Prevailing Wages Law & Legal Definition


Prevailing wages is a term used in a legislative effort to provideorganized labor a fair chance to bid for government contracts. Federal law requires all employers engaged in the performance of federal contracts to pay "prevailing" wages to their workers. This ensures that nonunion employers cannot gain an unfair bidding advantage by paying wages far below the union rate and passing the savings on to the government in lower bids. A prevailing wage is a rate of pay determined by the U.S. Department of Labor based upon the particular geographic area for a given class of labor and type of project. The Davis-Bacon Act, the McNamara-O'Hara Service Contract Act, and the Walsh-Healy Act are the primary laws governing federally funded construction projects in the private sector.

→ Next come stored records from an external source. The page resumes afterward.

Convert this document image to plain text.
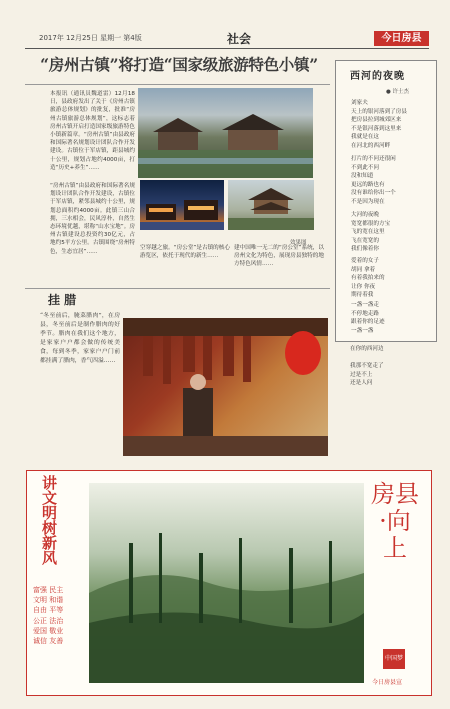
2017年 12月25日 星期一 第4版	社会	今日房县
“房州古镇”将打造“国家级旅游特色小镇”
本报讯（通讯员魏道雷）12月18日，县政府发出了关于《房州古镇旅游总体规划》的批复，批准“房州古镇旅游总体规划”，这标志着房州古镇开启打造国家级旅游特色小镇新篇章。“房州古镇”由县政府和国际著名规划设计团队合作开发建设。古镇位于军店镇，距县城约十公里，规划占地约4000亩，打造“历史+养生”……
“房州古镇”由县政府和国际著名规划设计团队合作开发建设，古镇位于军店镇，紧邻县城约十公里，规划总面积约4000亩。此镇三山合拥，三水相会，民风淳朴，自然生态环境优越，堪称“山水宝地”。房州古镇建设总投资约30亿元，占地约5平方公里。古镇围绕“房州特色，生态宜居”……
效果图
空穿越之旅。“房公堂”是古镇的核心游览区，依托于现代的新生……
建中国唯一无二的“房公堂”系统，以房州文化为特色，展现房县独特的地方特色风情……
挂 腊
“冬至前后，腌菜腊肉”，在房县，冬至前后是制作腊肉的好季节。腊肉在我们这个地方，是家家户户都会做的传统美食，每到冬季，家家户户门前都挂满了腊肉，香气四溢……
西河的夜晚
● 许士杰
刘家夫
天上的银河落到了房县
把房县拉到城郊区来
不是银河落到这里来
我就是在这
在河北的西河畔
打片的不问还很闲
不到此不问
没和知道
更远的路也有
没有谁给你出一个
不是因为现在
大河的夜晚
宽宽都很的方宝
飞的宽在这里
飞在宽宽的
我们像着你
爱着的女子
胡同 拿着
有着我拍来的
让你 你夜
期待着我
一盏一盏走
不停地走路
跟着你的足迹
一盏一盏
在你的西河边
我那不宽走了
过是不上
还是人问
讲文明树新风
富强 民主
文明 和谐
自由 平等
公正 法治
爱国 敬业
诚信 友善
房县·向上
中国梦
今日房县宣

The Davis-Bacon Act requires that all contractors and subcontractors performing on federal contracts (and contractors or subcontractors performing on federally assisted contracts under the related Acts) in excess of $2,000 pay their laborers and mechanics not less than the prevailing wage rates and fringe benefits (as determined by the Secretary of Labor) for corresponding classes of laborers and mechanics employed on similar projects in the area.The Wage and Hour Division of the U.S. Department of Labor determines prevailing wage rates to be paid on federally funded or assisted construction projects. It is the responsibility of the federal agency that funds or financially assists Davis-Bacon covered construction projects to ensure that the proper Davis-Bacon wage determination(s) is/are applied to such construction contracts.